Walking Through Santa Teresa at Dusk
Mosaic Steps and Cachaca Sunsets: Dusk in Santa Teresa
Santa Teresa sits on a hill above downtown Rio, connected to the city below by the bonde - the yellow streetcar that groans and clatters up the tracks on Rua Almirante Alexandrino with the patient determination of something that has been climbing this hill since 1877. I rode it up and stepped off into a neighborhood that felt like it had seceded from the rest of the city and established itself as an independent republic of art, crumbling plaster, and extremely good cachaca.
The streets are steep and cobblestoned, lined with colonial mansions in various states of repair - some restored to their nineteenth-century grandeur, others wearing their decay like a badge of character. Bougainvillea erupted from every wall and fence in fuchsia and orange, and the late afternoon light turned the painted facades into a warm palette of ochre, terracotta, and a faded blue that Brazilians call azul colonial.

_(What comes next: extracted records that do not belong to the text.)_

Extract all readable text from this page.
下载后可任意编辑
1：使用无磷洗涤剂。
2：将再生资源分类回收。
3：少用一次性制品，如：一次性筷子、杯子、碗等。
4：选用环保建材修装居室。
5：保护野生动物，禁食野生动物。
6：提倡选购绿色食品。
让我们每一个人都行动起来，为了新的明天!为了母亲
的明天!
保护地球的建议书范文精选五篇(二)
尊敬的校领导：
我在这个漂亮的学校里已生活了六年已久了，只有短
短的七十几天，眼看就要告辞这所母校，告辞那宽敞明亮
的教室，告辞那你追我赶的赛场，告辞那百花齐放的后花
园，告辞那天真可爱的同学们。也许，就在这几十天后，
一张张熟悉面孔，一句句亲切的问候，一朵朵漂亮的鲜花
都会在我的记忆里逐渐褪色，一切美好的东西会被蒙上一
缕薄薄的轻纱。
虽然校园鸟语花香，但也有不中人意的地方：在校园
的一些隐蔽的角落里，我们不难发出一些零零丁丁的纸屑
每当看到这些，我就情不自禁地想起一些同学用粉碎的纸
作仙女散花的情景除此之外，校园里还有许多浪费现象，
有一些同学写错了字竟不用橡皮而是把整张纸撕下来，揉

I started at the Escadaria Selaron, the mosaic staircase created by Chilean artist Jorge Selaron, who spent twenty years covering 250 steps in tiles from sixty countries. The staircase is often crowded, but at five in the evening the day-trippers had thinned, and I climbed slowly, reading the tiles - messages, patterns, faces - each one placed by hand by a man who called this staircase his "tribute to the Brazilian people" and whose obsession is visible in every grout line.
Dinner was at Bar do Mineiro on Rua Paschoal Carlos Magno, a restaurant so thoroughly embedded in Santa Teresa's identity that removing it would change the neighborhood's DNA. The feijoada was served in a clay pot, thick with black beans and pork, accompanied by rice, farofa, and sliced orange. I ate on the veranda overlooking the rooftops, watching the sky turn from blue to amber to a deep violet that seemed to rise from the bay below like smoke. A parrot - wild, green, unconcerned - landed on the railing and eyed my farofa with professional interest.
After dinner, I walked downhill along Rua Dias de Barros, past galleries and ateliers where artists work with their doors open. Music leaked from somewhere - samba, acoustic, the kind that one guitar and one voice can make when both are good. The streetlamps cast circles of yellow on the cobblestones, and the shadows of the colonial buildings fell across the road like sleeping giants.
Santa Teresa is not easy - the hills are steep, the streets are uneven, and the neighborhood requires the kind of attention that all beautiful, complicated places demand. But at dusk, when the light goes soft and the city below dissolves into a glitter of windows and headlights, it becomes something close to perfect. I stood at a miradouro - a lookout point - on Rua Aprazivel and watched Rio light up, and I thought: this is why people climb hills.